If inequity aversion is discouraged, however, this can lead to a later life of anti-social behaviour.
More importantly, however, humans -- unlike some other social species -- can default, or act independently of fairness concerns or altruism. A beloved dog, for instance, will often fight to the death to protect its pups or its owners. Ants and bees will die protecting the colony or hive. Humans, through the use of reason independent of instinct, have little difficulty defaulting.
When humans cooperate, we accomplish great things -- we can build entire cities. This is true for termites, building enormous, air-conditioned nests for the entire colony, or for cooperative wolves laying a trap for prey. But humans do not always cooperate. One of the reasons for this is the very flexibility of our cooperation. The social insects (bees, ants, termites) are generally very closely related. The workers in an ant colony, for example, are all the offspring of a single queen. This, of course, helps the queen's genes to get passed along to new generations, so the evolution of this sort of cooperation is easy to understand.
While humans also tend to live in family groups, and are highly cooperative within them, we have evolved the flexibility to cooperate among other, more distantly related, or even unrelated.
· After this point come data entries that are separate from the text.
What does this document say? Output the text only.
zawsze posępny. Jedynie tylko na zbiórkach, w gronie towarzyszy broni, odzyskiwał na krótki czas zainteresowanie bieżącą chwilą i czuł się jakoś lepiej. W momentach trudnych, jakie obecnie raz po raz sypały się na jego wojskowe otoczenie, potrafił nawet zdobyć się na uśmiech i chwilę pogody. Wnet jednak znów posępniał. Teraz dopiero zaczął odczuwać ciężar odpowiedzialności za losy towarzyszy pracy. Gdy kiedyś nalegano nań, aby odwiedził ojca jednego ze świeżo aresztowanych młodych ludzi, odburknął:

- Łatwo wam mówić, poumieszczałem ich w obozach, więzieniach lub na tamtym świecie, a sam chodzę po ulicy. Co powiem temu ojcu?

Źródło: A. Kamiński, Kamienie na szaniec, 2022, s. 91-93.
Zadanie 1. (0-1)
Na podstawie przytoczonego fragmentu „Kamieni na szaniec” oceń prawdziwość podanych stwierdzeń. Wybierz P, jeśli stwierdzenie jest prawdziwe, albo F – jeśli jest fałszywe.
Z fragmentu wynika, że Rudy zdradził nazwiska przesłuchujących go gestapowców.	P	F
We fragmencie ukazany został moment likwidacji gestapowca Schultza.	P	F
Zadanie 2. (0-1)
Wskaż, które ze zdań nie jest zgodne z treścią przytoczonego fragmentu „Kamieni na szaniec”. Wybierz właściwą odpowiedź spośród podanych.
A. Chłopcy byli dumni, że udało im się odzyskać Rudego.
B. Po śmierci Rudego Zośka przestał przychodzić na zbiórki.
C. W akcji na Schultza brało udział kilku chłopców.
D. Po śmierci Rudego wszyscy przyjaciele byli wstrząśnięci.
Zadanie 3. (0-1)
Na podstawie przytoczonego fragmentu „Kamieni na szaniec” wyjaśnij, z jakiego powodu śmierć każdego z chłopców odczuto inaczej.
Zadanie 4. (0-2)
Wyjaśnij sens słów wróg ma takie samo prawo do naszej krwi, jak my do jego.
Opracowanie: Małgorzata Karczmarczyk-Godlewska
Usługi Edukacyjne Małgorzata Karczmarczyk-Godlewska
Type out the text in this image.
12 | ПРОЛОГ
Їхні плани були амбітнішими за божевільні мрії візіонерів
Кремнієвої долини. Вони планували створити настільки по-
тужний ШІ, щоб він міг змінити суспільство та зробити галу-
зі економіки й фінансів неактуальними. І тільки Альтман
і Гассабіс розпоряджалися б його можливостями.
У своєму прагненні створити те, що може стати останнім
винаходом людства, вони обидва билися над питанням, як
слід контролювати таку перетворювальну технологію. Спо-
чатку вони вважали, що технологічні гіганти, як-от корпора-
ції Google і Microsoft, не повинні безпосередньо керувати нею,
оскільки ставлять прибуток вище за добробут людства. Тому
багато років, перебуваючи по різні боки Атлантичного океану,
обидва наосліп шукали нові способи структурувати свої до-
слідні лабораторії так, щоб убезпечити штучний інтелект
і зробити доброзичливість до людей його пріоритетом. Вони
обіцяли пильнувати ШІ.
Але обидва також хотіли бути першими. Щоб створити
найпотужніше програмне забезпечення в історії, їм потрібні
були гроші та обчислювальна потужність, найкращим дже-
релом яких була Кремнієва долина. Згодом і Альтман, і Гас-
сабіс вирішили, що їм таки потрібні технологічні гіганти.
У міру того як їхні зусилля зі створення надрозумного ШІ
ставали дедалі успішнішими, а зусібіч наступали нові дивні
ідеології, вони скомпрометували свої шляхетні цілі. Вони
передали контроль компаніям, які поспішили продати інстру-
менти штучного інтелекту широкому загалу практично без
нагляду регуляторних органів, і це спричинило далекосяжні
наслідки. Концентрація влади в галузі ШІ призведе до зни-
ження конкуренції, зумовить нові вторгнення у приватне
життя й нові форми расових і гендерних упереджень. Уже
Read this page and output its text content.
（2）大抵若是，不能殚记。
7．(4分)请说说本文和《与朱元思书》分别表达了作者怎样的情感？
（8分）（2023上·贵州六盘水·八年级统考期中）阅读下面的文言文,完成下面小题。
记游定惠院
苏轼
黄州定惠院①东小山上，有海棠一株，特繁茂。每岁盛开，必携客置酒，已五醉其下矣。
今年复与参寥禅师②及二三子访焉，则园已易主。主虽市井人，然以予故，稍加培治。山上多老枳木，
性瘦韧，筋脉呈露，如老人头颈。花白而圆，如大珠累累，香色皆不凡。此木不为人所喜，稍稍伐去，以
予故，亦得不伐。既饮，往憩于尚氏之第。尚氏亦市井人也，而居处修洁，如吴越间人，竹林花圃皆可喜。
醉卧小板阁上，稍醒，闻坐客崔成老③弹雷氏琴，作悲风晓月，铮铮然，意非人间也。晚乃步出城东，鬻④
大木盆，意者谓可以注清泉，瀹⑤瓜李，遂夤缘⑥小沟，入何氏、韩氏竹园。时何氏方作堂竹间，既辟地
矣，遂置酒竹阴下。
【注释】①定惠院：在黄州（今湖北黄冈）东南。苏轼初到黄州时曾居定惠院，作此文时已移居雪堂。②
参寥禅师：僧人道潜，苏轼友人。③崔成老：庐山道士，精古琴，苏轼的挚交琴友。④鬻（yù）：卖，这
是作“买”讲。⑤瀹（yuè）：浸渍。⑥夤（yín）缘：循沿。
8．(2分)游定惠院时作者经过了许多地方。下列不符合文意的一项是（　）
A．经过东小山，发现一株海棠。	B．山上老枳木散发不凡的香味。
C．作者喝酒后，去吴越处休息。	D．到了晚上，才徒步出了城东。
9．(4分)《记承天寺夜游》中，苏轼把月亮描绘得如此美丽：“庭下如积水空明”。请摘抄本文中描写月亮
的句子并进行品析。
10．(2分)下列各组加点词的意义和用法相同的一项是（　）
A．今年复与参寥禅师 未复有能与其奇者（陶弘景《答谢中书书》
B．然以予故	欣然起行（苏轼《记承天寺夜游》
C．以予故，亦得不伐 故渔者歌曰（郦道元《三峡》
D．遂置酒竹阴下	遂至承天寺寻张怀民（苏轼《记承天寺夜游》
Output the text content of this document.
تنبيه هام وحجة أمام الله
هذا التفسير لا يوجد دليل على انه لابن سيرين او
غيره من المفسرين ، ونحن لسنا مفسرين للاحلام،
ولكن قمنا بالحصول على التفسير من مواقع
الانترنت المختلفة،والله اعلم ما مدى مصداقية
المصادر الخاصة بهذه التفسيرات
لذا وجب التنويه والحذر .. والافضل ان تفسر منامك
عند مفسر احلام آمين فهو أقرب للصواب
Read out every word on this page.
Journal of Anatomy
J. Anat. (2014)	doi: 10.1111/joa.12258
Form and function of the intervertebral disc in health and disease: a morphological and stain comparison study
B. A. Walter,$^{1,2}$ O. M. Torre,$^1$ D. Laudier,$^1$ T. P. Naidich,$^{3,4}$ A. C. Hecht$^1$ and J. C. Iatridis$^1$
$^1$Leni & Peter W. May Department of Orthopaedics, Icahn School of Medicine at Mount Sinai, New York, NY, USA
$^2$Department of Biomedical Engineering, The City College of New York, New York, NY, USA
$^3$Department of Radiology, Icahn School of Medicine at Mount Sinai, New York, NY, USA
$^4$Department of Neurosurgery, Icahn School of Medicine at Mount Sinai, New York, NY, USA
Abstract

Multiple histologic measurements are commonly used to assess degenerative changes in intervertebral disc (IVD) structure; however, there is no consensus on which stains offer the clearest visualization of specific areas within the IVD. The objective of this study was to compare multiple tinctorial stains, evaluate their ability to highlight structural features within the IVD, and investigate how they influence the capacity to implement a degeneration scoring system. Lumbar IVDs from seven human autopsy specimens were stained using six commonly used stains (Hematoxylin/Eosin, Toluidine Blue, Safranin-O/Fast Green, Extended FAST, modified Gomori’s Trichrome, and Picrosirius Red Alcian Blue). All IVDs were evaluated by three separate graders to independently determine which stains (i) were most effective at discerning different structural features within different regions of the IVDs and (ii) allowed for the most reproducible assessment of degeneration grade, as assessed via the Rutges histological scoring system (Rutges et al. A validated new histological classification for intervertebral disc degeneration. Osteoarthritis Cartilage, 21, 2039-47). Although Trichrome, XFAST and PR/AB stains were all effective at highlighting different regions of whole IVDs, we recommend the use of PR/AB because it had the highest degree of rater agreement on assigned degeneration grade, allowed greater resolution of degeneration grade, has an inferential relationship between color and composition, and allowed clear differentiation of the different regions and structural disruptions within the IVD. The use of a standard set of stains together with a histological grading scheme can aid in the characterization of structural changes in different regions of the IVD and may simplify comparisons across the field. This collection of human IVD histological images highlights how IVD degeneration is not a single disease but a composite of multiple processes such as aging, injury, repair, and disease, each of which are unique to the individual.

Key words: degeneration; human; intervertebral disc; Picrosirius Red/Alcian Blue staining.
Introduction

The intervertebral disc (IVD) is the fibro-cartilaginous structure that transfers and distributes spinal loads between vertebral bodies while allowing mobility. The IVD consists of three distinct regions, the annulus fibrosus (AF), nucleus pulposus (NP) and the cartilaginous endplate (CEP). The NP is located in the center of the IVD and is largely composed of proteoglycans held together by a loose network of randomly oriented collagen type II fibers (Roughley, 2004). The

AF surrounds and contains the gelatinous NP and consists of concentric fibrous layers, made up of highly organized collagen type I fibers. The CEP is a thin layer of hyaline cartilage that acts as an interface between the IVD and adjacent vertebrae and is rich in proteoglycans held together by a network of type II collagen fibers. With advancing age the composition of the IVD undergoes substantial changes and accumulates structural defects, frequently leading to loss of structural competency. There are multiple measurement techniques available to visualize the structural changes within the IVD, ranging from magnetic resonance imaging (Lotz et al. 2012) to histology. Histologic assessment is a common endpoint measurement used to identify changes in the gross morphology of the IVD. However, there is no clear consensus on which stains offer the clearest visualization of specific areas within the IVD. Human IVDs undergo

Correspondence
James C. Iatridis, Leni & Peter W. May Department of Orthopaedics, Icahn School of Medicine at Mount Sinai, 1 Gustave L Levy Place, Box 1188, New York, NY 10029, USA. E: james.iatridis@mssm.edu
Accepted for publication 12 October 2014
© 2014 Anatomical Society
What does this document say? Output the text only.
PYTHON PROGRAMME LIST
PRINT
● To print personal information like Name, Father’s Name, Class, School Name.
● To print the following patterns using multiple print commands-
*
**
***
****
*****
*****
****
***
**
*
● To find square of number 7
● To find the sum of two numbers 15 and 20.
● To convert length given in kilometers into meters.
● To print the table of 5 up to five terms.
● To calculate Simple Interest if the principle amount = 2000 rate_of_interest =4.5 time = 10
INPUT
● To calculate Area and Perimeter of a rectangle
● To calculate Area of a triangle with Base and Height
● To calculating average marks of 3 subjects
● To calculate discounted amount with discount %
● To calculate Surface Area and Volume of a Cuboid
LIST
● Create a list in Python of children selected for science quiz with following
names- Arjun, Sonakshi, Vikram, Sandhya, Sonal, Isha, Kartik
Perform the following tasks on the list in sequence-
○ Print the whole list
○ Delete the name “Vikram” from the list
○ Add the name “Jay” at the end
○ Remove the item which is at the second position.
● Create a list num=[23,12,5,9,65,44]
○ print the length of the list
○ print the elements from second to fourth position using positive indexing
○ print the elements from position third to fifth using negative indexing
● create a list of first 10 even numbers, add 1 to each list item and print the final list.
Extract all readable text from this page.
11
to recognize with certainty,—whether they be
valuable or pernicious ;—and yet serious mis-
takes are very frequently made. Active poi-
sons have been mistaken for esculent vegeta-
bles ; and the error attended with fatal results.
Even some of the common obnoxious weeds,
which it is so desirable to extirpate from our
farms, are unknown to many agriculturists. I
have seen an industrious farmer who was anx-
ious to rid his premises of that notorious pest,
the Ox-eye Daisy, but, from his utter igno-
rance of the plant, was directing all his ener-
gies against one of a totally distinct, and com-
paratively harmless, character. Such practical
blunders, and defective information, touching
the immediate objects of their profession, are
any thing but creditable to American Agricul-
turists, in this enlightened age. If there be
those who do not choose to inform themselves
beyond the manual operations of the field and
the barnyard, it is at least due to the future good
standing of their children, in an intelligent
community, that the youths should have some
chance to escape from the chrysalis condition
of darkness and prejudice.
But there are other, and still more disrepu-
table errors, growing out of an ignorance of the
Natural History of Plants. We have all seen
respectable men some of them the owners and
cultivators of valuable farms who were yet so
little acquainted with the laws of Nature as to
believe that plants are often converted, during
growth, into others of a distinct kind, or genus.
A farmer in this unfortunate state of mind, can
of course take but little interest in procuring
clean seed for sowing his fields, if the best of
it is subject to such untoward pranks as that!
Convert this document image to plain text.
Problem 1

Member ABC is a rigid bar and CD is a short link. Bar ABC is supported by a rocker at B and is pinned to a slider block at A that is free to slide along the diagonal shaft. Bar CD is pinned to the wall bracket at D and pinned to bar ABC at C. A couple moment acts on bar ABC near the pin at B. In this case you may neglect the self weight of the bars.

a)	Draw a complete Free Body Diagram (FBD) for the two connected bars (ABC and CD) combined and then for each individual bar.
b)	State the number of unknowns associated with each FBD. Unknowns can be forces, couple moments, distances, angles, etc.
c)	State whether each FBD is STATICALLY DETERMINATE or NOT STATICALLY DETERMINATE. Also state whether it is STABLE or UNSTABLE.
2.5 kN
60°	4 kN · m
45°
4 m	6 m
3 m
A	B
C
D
Humans have scaled up cooperation from hyper-local, small-scale family units to large-scale societies through devising effective institutions and norms to incentivize people to cooperate when they might otherwise be tempted to cheat or to “free ride.” For example, institutionalized forms of punishment, like the police, help to coordinate a more cooperative equilibrium.
We are also unlike other species in that we’re very concerned with how we appear to others. We often behave more cooperatively when we believe that we might be observed and when our reputation is at stake. Just look at the real world, in which many contemporary foraging societies, where individuals hunt for meat that will be brought back to the camp and shared with everybody. And, surprisingly, it’s often the most generous hunters that occupy a central social position and are able to leverage social capital themselves if they ever fall into a time of need. It's easy to see the long-term benefit, isn't it?
Now, look at the human reactions to our most recent pandemic, or to the threat of climate change. Our response to the pandemic so far has been rather parochial and piecemeal, as can be seen in how vaccines have been distributed around the world. We are really interdependent, and we’re not going to get out of the pandemic until we’re all out of the pandemic. But this doesn’t seem to be the thinking of various governments around the world. Although we are a social species, and interdependent, we humans have also evolved the capacity for independent thought and action.
I rather think that this is because independent thought and action can help to pass on our own genes. As noted, ants and bees can't do that -- their genes are common throughout the colony or hive. But human social cooperation spans gene pools, which I think tends to weaken cooperation imperative. And if that goes too far, you wind up at some very selfish, and often very bad, behaviours.